By now, your spring planting is beginning to pay off in the vegetable garden. Tomatoes, corn, beans, lettuce and lots of other garden goodies are gracing the table or plants are getting ready to bear. But don't think that all that's left to do is weed, water, and harvest. There's still plenty of time to do some more planting to carry the garden bounty on into the late summer and fall.

Sowing in Succession

You'll get the most out of your garden harvest if you practice a technique called succession planting. There are a couple of ways to do this. You can make small, staggered seed sowings every few weeks for crops like lettuce and bush beans that mature quickly. This gives you a continuous harvest as long as the weather is suitable. It also prevents the common dilemma of having too much of a ripe crop at one time, then none at all a little while later.

Succession planting is also a great way to use your garden space most efficiently by growing more than one crop in the same soil over the course of the season. You might follow a fast-maturing spring crop like radishes or spinach with one that prefers the heat of summer, such as summer squash, eggplant, or okra. If your growing season is long enough, you can even follow a summer crop with a fall one, such as lettuce, arugula, or other salad greens that thrive in the cooler autumn weather.

So keep your seed packets at the ready. Grow a super-productive garden by continuing to plant -- and harvest -- throughout the summer!

Here are some of our vegetables varieties that are great candidates for succession planting.

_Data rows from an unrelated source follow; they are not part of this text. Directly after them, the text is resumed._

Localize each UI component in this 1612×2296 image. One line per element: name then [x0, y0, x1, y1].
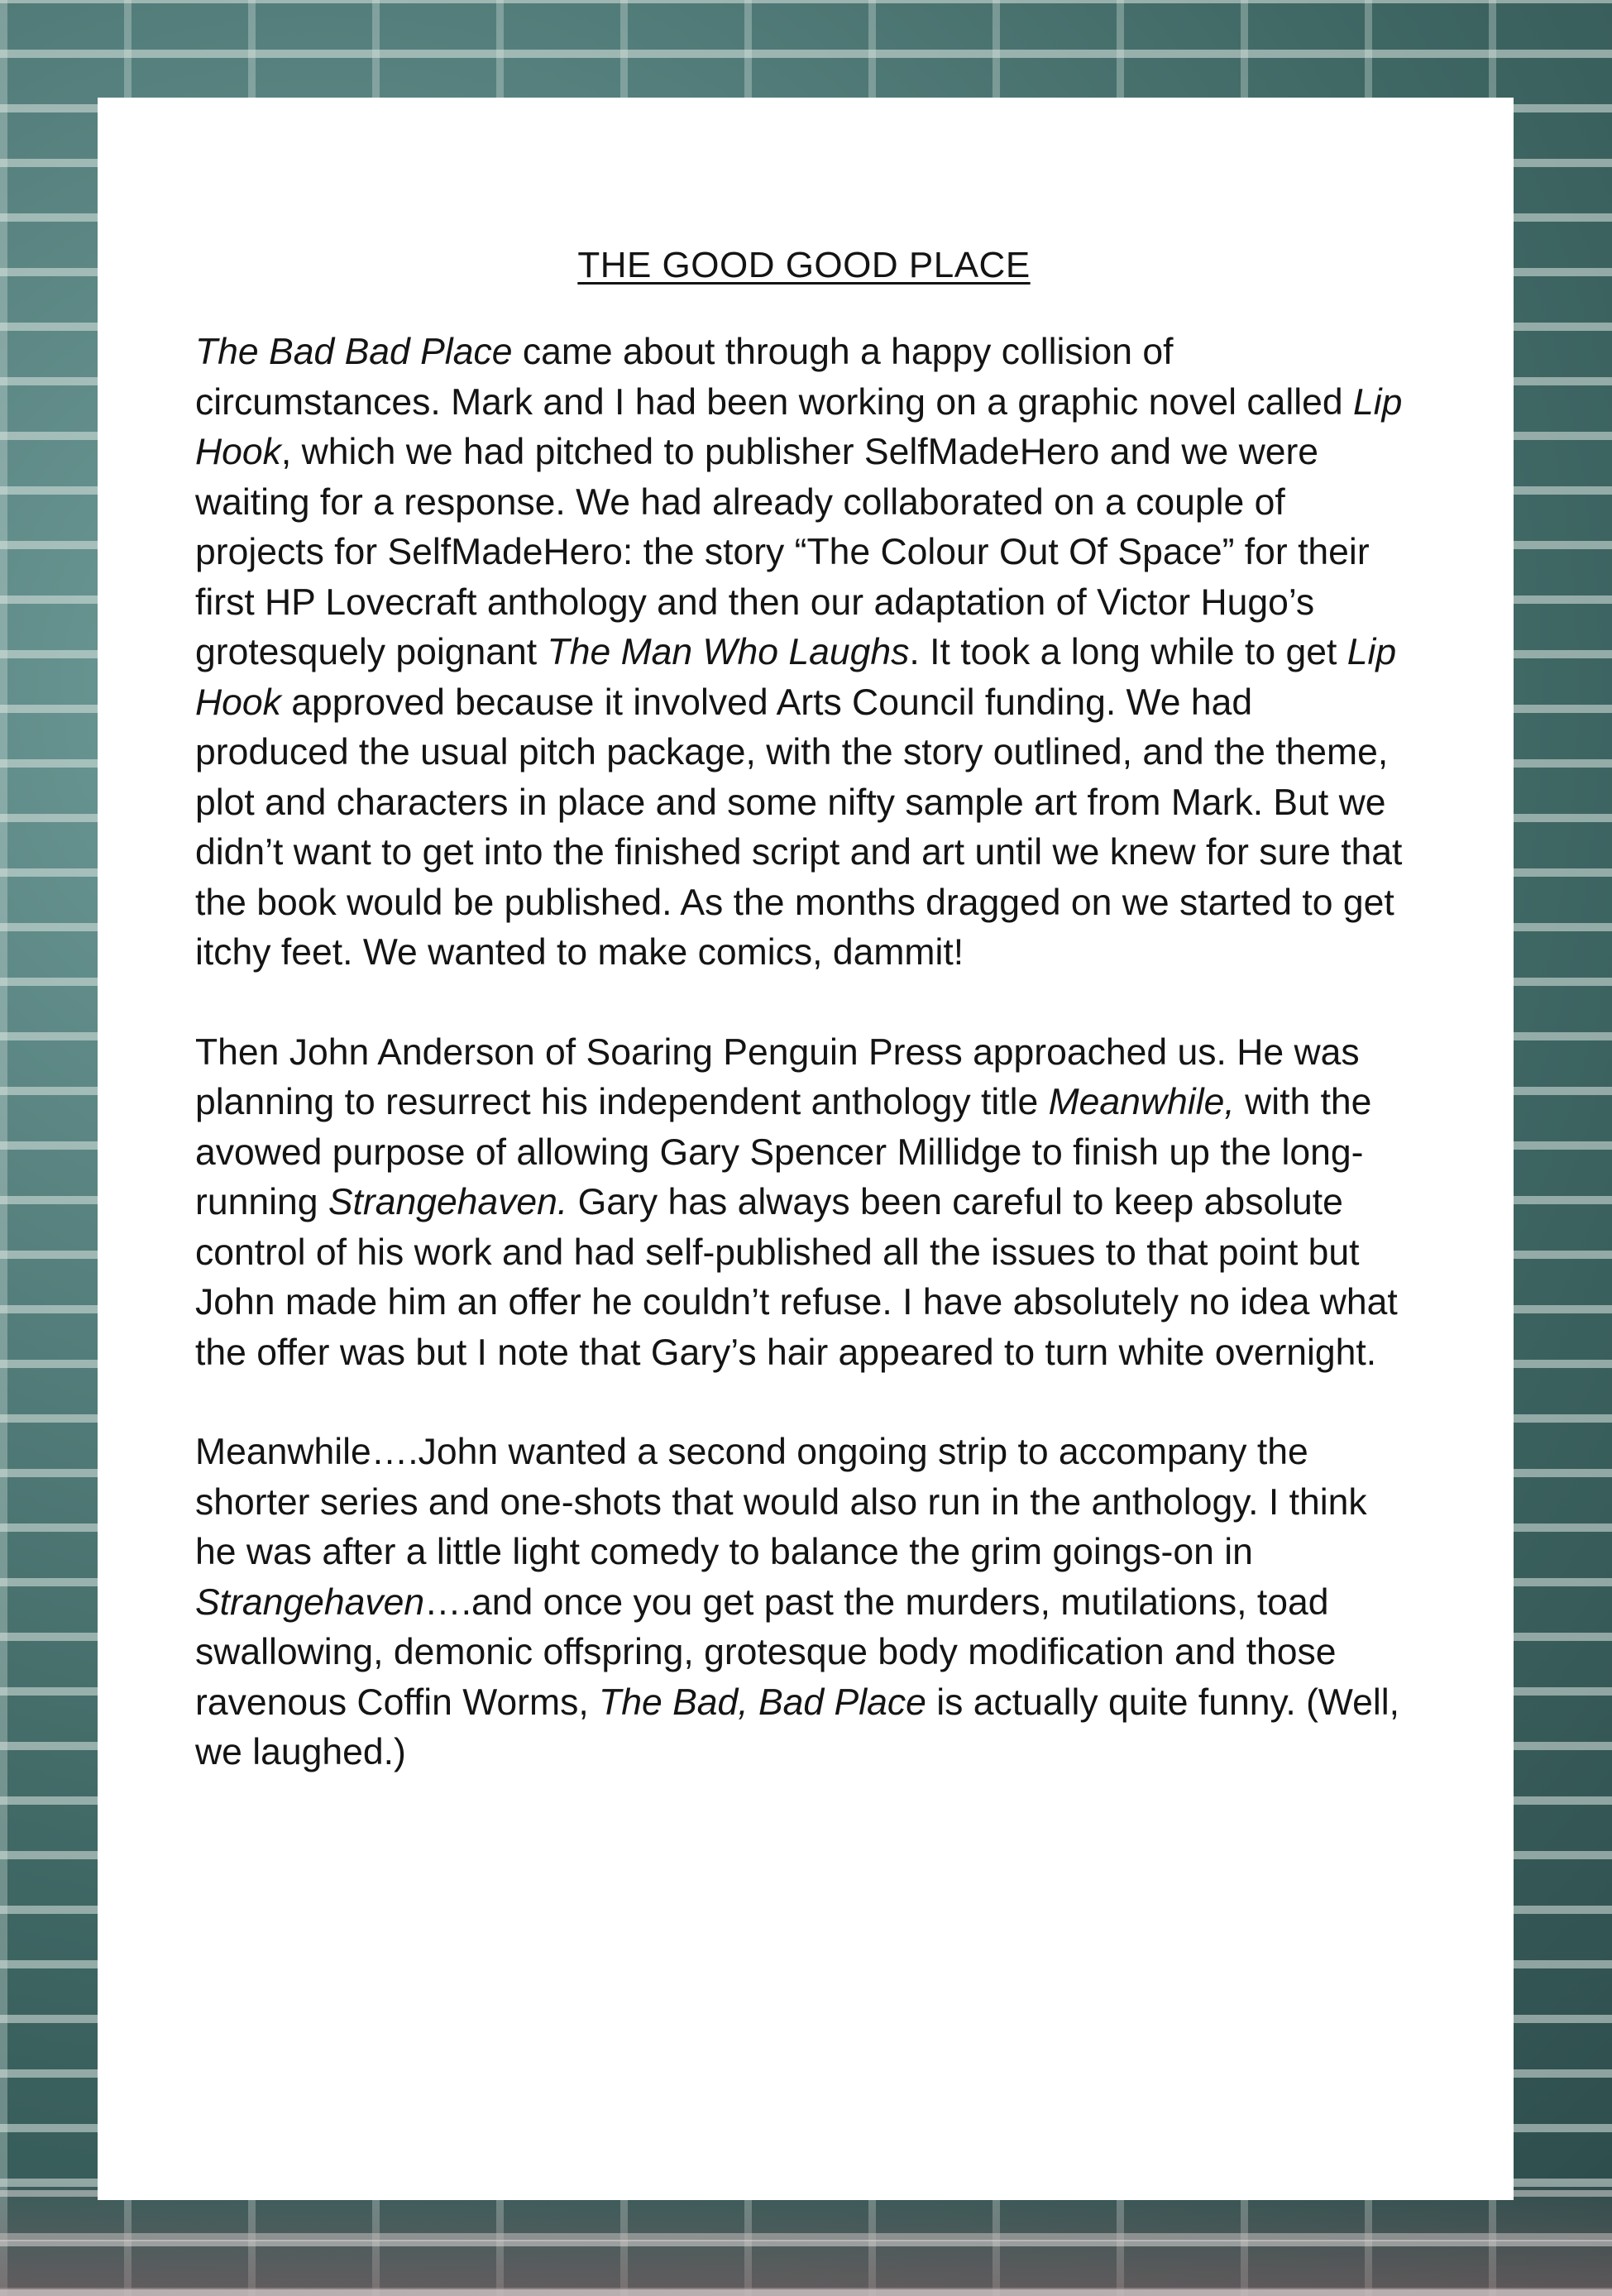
paragraph-3-segment: ….and once you get past the murders, mutilations, toad swallowing, demonic offspring, grotesque body modification and those ravenous Coffin Worms, — [195, 1581, 1337, 1723]
paragraph-1-segment: The Man Who Laughs — [547, 632, 910, 672]
paragraph-2-segment: with the avowed purpose of allowing Gary Spencer Millidge to finish up the long-running — [195, 1082, 1372, 1222]
text-page — [98, 98, 1514, 2200]
paragraph-1-segment: The Bad Bad Place — [195, 332, 513, 372]
paragraph-3-segment: Meanwhile….John wanted a second ongoing strip to accompany the shorter series and one-shots that would also run in the anthology. I think he was after a little light comedy to balance the grim goings-on in — [195, 1432, 1367, 1572]
paragraph-2-segment: Gary has always been careful to keep absolute control of his work and had self-published all the issues to that point but John made him an offer he couldn’t refuse. I have absolutely no idea what the offer was but I note that Gary’s hair appeared to turn white overnight. — [195, 1182, 1398, 1373]
paragraph-2 — [195, 1028, 1413, 1379]
paragraph-3-segment: The Bad, Bad Place — [599, 1681, 926, 1723]
paragraph-2-segment: Strangehaven. — [328, 1182, 568, 1222]
paragraph-3-segment: is actually quite funny. (Well, we laughed.) — [195, 1681, 1400, 1772]
paragraph-1 — [195, 328, 1413, 978]
paragraph-3-segment: Strangehaven — [195, 1581, 425, 1623]
paragraph-1-segment: approved because it involved Arts Council funding. We had produced the usual pitch package, with the story outlined, and the theme, plot and characters in place and some nifty sample art from Mark. But we didn’t want to get into the finished script and art until we knew for sure that the book would be published. As the months dragged on we started to get itchy feet. We wanted to make comics, dammit! — [195, 682, 1403, 973]
paragraph-1-segment: Lip Hook — [195, 381, 1403, 472]
paragraph-1-segment: Lip Hook — [195, 632, 1397, 723]
paragraph-3 — [195, 1428, 1413, 1778]
paragraph-2-segment: Meanwhile, — [1048, 1082, 1235, 1122]
paragraph-1-segment: , which we had pitched to publisher SelfMadeHero and we were waiting for a response. We had already collaborated on a couple of projects for SelfMadeHero: the story “The Colour Out Of Space” for their first HP Lovecraft anthology and then our adaptation of Victor Hugo’s grotesquely poignant — [195, 432, 1370, 672]
paragraph-1-segment: . It took a long while to get — [909, 632, 1347, 672]
paragraph-2-segment: Then John Anderson of Soaring Penguin Press approached us. He was planning to resurrect his independent anthology title — [195, 1031, 1360, 1122]
page-title: THE GOOD GOOD PLACE — [577, 245, 1031, 285]
paragraph-1-segment: came about through a happy collision of circumstances. Mark and I had been working on a graphic novel called — [195, 332, 1354, 423]
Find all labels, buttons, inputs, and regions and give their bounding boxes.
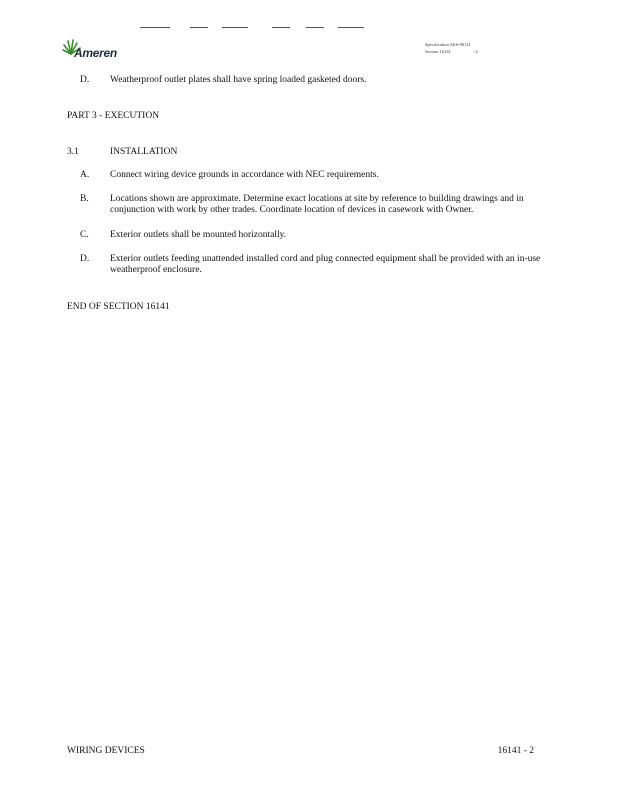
page-ref: - 2 (472, 49, 478, 54)
item-letter: B. (80, 194, 89, 204)
footer-page-number: 16141 - 2 (497, 746, 534, 756)
subsection-title: INSTALLATION (110, 147, 178, 157)
item-text: Connect wiring device grounds in accordance with NEC requirements. (110, 170, 379, 180)
list-item (80, 194, 546, 216)
spec-reference (425, 41, 478, 55)
item-text: Exterior outlets shall be mounted horizontally. (110, 230, 287, 240)
section-label: Section 16141 (425, 49, 451, 54)
list-item (80, 230, 546, 241)
page-footer (67, 746, 534, 756)
list-item (80, 75, 546, 86)
logo-wordmark: Ameren (74, 46, 117, 60)
footer-title: WIRING DEVICES (67, 746, 145, 756)
item-text: Locations shown are approximate. Determine exact locations at site by reference to building drawings and in conjunction with work by other trades. Coordinate location of devices in casework with Owner. (110, 194, 524, 215)
ameren-logo (60, 38, 130, 62)
end-of-section: END OF SECTION 16141 (67, 302, 170, 312)
part-heading: PART 3 - EXECUTION (67, 111, 160, 121)
spec-line: Specification AES-00121 (425, 42, 471, 47)
item-letter: D. (80, 254, 90, 264)
subsection-number: 3.1 (67, 147, 79, 157)
item-text: Exterior outlets feeding unattended installed cord and plug connected equipment shall be provided with an in-use weatherproof enclosure. (110, 254, 541, 275)
item-letter: D. (80, 75, 90, 85)
item-text: Weatherproof outlet plates shall have spring loaded gasketed doors. (110, 75, 367, 85)
item-letter: C. (80, 230, 89, 240)
list-item (80, 170, 546, 181)
item-letter: A. (80, 170, 90, 180)
list-item (80, 254, 546, 276)
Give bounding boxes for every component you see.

'Contender' Bush Bean (49 days) —The 6-7 inch, slim, stringless, tender pods of this highly productive variety mature quickly, making it a great choice for succession planting.

'Green Long' (Indian Sub-Continent) Cucumber (35-45 days) —The 9 1/2 inch long fruits of this fast-maturing variety have green, spiny skins.

'Crookneck Yellow' Summer Squash (42 days) —This improved strain of an old favorite is a prolific bearer.

'Vates' Collards (75 days) —The large, dark green leaves have a mild, cabbage-like flavor.

'Nobel Giant' Spinach (43-46 days) —Spreading, vigorous plants have huge, smooth, triangular, dark green leaves.

'Dwarf Blue Curled Scotch' Kale (55-60 days) —12-15 inch tall plants have tightly curled, blue-green leaves.

'Blues' (Oriental Hybrid) Chinese Cabbage (57 days) —This bright green, barrel-shaped, blocky cabbage has good disease resistance.